Conclusions de l’étude
Après avoir montré les graves défauts du système allemand, l’étude conclut sur trois recommandations :
- Eviter la coexistence de deux systèmes, tels que l’ETS et le système EEG.
- Privilégier le système ETS, car celui-ci crée une situation permettant aux différents acteurs de rechercher l’optimum économique [7], ce qui n’est pas le cas du système allemand actuel.
- Investir dans la recherche et développement : « dans les phases de démarrage de technologies non compétitives, il est plus efficace d’investir dans la R&D que de promouvoir la production de masse ».
De toute évidence, les mêmes recommandations sont valables pour la France. Les avatars espagnol et allemand doivent nous permettre d’éviter de commettre les mêmes erreurs. Il est urgent que nos responsables politiques en prennent conscience.
[1] Cette loi régissant le développement des énergies renouvelables a été révisée en octobre 2008 par des amendements, notamment pour l’éolien et le PV, d’application au 1er janvier 2009.
[2] Rappelons que les rejets de CO2 par les industries les plus polluantes font l’objet de « permis de rejets » négociables sur un « marché carbone » européen, lETS.
[3] Paradoxe déjà relevé dans un article de Der Spiegel dans son numéro du 10 février 2009.
[4] Selon nos recoupements, environ 5 €/MWh
[5] Les auteurs citent une étude commanditée par le BMU qui conclut que le bilan net pourrait être de 56.000 emplois créés d’ici 2020, à condition que l’exportation joue à plein.
[6] Cet argument n’est pas expliqué : peut-être est-ce dû au fait que les centrales au charbon se prêtent mal à la reprise en secours rapide nécessaire pour faire face aux caprices de l’éolien ?

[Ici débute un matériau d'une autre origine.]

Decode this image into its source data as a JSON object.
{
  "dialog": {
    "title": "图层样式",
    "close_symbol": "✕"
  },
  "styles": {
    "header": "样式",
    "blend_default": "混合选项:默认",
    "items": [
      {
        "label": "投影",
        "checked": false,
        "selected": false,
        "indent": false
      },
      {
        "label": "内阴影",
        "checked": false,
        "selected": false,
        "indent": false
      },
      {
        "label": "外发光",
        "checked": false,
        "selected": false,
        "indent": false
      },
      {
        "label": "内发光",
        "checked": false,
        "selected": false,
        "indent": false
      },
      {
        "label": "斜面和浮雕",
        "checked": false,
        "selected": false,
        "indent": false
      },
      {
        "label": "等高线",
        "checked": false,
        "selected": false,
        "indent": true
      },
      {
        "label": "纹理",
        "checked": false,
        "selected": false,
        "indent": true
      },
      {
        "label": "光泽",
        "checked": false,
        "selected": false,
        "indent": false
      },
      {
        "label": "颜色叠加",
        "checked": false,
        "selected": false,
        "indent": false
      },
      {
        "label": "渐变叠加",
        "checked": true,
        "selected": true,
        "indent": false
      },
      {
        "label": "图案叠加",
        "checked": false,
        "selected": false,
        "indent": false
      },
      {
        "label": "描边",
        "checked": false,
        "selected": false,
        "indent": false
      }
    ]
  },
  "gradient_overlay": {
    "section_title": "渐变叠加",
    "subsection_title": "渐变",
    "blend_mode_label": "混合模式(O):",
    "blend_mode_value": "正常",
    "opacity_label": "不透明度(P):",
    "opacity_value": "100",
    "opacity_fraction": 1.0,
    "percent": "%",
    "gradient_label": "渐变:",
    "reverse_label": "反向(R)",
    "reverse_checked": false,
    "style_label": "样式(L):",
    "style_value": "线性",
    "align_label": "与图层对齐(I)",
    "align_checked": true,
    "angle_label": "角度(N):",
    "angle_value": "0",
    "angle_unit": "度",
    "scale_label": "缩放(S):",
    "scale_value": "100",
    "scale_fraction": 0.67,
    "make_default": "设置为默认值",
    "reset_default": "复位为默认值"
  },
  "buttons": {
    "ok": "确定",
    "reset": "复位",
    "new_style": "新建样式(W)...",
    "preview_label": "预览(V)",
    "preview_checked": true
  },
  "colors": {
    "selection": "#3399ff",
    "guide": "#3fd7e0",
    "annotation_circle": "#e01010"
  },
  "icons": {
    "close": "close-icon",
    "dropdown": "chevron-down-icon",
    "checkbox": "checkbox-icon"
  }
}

[7] L’étude cite le rapport 2007 de l’Agence Internationale de l’Energie (OCDE), qui recommande à l’Allemagne de chercher d’autres moyens que les tarifs d’achat élevés pour promouvoir le solaire PV, et rappelle « que le gouvernement devrait toujours rechercher les moyens les plus efficaces... »
Pierre Bacher, ancien élève de polytechnique, est l’auteur de « L’énergie en 21 questions » – édition Odile Jacob (2007), membre du conseil scientifique de Sauvons le Climat et éditorialiste à l’Espace Veille de Techniques de l’ingénieur.